A separate paper co-written by Slemrod found that people on average spent only one-third of a 2008 tax rebate, which "provided only a modest stimulus." (That's open for debate. Another study found that Americans on average spent the majority of the 2008 tax rebate.)

Three in four Americans said in 2001 and 2002 that they would save most of a tax rebate or use it to pay down debt, according to yet another study co-written by Slemrod.

If temporary tax cuts don't increase consumer spending very much, they can't help hiring much either. A temporary payroll tax cut in Finland did not boost job growth or wages, according to a 2011 study.

Economic research has found that permanent tax cuts are more effective. A temporary tax change has only half the economic impact of a permanent tax change, according to a study by Princeton economist Alan Blinder. Permanent tax cuts on average increase spending 10 times more than temporary tax cuts, according to a study in Japan.
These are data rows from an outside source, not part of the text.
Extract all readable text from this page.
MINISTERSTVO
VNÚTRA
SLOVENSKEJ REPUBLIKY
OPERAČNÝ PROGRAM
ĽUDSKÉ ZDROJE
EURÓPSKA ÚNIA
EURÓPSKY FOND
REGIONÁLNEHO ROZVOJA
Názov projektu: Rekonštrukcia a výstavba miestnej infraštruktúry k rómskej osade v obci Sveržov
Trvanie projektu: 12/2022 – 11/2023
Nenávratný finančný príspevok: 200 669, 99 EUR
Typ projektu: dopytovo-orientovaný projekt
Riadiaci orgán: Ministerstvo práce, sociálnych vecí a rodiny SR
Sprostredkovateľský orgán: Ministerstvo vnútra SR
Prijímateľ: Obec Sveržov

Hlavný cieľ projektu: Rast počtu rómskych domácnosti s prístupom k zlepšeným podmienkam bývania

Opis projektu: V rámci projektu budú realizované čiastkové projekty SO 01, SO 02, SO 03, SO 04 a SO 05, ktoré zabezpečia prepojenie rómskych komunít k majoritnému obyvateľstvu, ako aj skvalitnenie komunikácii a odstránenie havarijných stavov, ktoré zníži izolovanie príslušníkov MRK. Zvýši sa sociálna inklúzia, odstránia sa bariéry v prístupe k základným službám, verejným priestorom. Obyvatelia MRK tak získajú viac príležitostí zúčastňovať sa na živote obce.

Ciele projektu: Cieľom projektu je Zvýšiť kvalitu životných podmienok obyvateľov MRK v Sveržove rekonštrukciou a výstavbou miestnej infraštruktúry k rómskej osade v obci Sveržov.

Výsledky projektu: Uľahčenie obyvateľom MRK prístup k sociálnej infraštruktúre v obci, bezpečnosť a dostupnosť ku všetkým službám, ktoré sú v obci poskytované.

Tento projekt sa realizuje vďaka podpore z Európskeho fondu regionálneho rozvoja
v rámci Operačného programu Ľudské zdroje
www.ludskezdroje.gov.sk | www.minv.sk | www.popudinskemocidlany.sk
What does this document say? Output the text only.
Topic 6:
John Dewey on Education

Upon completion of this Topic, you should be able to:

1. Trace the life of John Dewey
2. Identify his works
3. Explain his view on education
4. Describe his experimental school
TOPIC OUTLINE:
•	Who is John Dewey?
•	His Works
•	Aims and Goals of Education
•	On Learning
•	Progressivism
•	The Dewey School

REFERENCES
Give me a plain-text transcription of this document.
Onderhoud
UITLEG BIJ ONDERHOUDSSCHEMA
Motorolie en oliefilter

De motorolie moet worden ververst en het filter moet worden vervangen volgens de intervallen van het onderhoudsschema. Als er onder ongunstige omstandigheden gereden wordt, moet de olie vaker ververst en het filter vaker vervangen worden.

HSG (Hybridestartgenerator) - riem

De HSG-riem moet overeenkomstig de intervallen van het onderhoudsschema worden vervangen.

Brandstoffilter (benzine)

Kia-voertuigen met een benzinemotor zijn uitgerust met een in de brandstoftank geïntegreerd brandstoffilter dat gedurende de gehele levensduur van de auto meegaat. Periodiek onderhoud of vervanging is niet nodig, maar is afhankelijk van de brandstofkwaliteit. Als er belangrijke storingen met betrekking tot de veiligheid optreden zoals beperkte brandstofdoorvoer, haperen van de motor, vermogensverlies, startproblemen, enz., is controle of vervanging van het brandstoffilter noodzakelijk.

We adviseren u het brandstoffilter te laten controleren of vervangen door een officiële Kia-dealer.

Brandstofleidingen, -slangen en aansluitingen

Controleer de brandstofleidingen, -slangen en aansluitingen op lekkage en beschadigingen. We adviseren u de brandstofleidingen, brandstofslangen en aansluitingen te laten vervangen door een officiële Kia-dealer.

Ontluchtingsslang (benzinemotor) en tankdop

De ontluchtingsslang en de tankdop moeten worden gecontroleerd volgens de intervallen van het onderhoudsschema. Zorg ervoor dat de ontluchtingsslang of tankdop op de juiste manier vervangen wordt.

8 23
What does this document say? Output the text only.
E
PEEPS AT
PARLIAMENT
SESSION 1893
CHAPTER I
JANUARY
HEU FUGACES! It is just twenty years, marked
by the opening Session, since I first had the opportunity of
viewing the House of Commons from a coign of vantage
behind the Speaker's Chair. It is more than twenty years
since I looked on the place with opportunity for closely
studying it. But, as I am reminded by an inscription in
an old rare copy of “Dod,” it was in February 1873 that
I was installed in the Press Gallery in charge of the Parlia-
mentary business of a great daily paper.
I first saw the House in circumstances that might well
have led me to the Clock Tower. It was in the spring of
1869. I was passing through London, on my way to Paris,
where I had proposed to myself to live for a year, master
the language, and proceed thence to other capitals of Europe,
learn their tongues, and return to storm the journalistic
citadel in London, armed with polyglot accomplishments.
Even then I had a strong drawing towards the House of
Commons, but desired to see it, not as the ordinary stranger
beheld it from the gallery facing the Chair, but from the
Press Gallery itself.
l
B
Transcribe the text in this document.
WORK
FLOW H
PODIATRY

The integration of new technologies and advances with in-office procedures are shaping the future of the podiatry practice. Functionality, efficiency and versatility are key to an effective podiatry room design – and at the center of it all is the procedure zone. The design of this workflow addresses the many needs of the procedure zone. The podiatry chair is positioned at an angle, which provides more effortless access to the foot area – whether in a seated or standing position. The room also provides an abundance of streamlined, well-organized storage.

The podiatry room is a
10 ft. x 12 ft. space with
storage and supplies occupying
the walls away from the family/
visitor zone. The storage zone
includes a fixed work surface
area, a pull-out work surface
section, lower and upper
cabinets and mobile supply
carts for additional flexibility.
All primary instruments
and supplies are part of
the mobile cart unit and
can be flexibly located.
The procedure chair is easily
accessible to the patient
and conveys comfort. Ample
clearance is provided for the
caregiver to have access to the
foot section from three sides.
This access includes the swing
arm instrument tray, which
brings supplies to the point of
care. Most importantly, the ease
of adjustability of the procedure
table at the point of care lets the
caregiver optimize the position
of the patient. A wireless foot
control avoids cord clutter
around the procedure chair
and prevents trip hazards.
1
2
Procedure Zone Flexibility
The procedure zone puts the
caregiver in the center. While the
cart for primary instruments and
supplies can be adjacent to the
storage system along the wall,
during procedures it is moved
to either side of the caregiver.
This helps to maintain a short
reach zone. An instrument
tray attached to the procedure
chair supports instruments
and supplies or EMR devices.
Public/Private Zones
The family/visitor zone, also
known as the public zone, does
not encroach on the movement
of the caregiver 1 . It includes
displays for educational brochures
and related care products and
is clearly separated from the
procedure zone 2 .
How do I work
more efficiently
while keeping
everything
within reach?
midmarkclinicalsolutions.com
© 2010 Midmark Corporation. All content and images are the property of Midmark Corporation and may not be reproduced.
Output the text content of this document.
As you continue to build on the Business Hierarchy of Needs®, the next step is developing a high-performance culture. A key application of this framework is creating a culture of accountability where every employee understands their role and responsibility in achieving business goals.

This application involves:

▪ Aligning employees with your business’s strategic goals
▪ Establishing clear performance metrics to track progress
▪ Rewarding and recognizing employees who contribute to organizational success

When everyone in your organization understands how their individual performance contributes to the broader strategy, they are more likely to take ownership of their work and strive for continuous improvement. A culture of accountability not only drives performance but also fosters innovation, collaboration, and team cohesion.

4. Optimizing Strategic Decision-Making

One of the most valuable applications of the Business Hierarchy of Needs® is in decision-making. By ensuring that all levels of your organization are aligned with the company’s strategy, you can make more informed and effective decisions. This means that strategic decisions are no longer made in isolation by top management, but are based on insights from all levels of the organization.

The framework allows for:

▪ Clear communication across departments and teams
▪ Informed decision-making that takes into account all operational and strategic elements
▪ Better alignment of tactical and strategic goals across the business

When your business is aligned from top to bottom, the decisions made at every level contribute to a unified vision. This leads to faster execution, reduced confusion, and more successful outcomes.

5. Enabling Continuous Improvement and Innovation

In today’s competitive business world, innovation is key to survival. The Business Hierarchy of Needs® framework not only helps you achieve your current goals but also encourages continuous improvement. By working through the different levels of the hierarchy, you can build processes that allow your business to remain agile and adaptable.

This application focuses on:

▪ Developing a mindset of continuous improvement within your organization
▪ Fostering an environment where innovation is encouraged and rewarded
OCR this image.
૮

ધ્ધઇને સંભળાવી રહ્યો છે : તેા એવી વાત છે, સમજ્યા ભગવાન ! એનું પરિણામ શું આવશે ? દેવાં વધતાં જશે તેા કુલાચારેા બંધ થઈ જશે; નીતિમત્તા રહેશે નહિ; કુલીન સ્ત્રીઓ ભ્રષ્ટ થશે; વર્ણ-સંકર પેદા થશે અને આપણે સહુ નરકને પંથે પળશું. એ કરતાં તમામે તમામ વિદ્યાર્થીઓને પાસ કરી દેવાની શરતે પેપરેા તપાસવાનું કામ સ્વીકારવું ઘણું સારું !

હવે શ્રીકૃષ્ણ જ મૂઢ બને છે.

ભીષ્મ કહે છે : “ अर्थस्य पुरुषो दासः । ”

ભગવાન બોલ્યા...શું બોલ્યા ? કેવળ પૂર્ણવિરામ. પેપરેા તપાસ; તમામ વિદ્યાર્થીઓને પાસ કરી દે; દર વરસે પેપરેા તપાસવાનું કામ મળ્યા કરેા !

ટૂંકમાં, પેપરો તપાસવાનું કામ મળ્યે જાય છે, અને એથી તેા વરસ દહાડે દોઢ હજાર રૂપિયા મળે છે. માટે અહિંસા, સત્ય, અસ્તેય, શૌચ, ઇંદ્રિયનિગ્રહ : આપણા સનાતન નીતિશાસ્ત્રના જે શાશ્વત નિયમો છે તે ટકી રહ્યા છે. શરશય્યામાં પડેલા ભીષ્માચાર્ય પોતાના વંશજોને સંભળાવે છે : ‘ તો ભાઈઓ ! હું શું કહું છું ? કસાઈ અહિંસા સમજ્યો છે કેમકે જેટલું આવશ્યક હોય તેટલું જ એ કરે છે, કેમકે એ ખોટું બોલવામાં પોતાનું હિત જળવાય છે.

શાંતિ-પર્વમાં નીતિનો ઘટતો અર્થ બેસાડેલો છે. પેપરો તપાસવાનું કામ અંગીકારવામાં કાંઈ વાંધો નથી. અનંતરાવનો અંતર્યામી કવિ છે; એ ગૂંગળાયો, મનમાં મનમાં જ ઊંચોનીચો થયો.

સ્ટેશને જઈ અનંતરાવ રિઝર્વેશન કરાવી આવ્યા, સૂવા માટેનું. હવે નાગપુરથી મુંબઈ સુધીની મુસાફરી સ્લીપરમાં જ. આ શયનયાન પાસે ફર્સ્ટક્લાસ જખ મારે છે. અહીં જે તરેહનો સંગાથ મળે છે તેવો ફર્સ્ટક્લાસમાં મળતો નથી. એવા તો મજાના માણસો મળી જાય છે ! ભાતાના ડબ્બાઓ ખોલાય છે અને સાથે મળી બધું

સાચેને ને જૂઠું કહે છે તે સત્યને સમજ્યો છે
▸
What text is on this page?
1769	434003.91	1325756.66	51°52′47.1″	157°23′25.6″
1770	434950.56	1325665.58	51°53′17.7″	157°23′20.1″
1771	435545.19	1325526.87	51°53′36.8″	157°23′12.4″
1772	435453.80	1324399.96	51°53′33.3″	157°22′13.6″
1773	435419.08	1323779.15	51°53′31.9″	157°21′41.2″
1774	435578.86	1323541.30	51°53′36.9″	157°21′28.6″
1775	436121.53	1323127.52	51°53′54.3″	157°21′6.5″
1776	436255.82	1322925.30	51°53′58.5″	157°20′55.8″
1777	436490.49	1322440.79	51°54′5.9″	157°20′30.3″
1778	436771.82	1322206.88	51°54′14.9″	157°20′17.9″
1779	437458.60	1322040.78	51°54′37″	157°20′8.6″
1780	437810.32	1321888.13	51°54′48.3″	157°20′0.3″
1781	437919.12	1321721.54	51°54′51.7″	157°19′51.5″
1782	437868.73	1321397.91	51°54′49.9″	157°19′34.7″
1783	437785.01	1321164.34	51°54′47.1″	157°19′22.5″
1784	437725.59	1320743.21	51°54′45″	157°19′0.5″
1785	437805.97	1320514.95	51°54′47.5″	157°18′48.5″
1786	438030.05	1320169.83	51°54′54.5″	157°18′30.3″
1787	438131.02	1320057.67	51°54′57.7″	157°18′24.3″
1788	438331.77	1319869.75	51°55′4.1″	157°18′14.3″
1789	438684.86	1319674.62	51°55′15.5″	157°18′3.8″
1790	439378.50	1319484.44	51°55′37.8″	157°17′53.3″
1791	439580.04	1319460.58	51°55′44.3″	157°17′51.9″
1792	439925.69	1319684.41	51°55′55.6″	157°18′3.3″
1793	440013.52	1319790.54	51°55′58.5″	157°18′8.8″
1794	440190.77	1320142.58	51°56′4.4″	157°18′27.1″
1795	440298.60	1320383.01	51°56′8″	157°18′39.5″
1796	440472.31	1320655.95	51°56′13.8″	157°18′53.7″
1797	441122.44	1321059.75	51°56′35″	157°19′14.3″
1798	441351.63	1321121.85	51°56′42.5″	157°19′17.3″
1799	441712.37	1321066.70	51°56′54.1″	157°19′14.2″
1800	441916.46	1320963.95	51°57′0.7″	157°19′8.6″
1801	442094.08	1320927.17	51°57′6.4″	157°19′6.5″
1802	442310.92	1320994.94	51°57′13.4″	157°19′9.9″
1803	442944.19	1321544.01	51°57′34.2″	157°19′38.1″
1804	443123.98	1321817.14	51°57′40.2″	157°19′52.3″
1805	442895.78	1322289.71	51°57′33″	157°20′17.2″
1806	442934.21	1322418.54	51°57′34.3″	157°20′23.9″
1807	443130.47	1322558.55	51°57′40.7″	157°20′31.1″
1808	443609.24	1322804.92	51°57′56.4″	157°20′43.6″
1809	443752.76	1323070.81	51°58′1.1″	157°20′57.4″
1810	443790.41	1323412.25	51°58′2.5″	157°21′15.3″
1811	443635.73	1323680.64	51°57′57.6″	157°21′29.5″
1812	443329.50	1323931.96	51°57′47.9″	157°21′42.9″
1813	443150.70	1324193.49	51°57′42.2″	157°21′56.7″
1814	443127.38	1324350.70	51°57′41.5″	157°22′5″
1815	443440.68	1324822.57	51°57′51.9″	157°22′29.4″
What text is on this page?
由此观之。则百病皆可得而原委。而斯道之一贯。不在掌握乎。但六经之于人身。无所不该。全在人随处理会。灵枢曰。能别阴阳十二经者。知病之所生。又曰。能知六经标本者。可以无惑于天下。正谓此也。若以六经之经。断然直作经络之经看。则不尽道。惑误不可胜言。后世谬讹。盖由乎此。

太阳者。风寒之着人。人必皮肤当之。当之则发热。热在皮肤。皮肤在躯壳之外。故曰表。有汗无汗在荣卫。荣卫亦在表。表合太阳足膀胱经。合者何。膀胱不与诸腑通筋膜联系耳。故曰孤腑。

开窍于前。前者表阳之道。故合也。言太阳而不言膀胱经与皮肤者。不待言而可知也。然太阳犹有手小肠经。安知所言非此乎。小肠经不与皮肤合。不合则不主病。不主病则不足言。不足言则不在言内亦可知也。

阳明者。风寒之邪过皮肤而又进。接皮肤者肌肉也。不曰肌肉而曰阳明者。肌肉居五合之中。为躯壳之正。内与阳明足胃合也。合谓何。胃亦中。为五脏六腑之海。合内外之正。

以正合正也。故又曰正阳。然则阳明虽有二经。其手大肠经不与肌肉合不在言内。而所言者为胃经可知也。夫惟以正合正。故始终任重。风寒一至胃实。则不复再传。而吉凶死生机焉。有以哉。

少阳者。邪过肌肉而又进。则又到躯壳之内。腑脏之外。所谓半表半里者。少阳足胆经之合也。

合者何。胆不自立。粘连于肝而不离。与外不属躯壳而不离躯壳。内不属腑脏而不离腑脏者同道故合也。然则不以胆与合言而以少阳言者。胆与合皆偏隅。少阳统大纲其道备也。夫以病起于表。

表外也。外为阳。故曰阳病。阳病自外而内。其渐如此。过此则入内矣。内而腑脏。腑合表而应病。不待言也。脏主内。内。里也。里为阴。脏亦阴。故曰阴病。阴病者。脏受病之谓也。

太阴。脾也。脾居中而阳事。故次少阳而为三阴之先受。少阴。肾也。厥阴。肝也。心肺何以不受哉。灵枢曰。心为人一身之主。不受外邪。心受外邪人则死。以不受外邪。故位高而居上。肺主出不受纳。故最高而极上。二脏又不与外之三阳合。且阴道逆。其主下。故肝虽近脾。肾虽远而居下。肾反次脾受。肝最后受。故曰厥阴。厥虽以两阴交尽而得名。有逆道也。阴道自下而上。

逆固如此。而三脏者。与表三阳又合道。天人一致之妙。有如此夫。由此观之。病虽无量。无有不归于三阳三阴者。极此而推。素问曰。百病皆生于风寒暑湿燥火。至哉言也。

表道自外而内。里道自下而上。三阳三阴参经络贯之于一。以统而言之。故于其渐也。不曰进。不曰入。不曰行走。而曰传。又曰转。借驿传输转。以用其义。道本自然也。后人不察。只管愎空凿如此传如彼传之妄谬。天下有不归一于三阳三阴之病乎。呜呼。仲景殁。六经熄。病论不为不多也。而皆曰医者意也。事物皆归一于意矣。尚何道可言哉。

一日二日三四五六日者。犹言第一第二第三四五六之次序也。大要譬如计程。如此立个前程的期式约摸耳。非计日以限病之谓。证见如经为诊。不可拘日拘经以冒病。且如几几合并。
And according to a recent paper analyzing U.S. tax changes between 1950 and 2005, permanent tax changes generally boost economic output more than temporary changes.

Looking forward, Slemrod said that the distinction between temporary and permanent tax cuts may no longer be meaningful. "There are so many tax policy changes it may be that nobody thinks that a tax policy change is permanent," he said.

Obama seems to think that tax cuts can boost the economy. One-third of his 2009 stimulus package consisted of tax cuts. Now, by signing off on a deal to make most of the Bush tax cuts permanent, the president may have sought to provide another stimulus.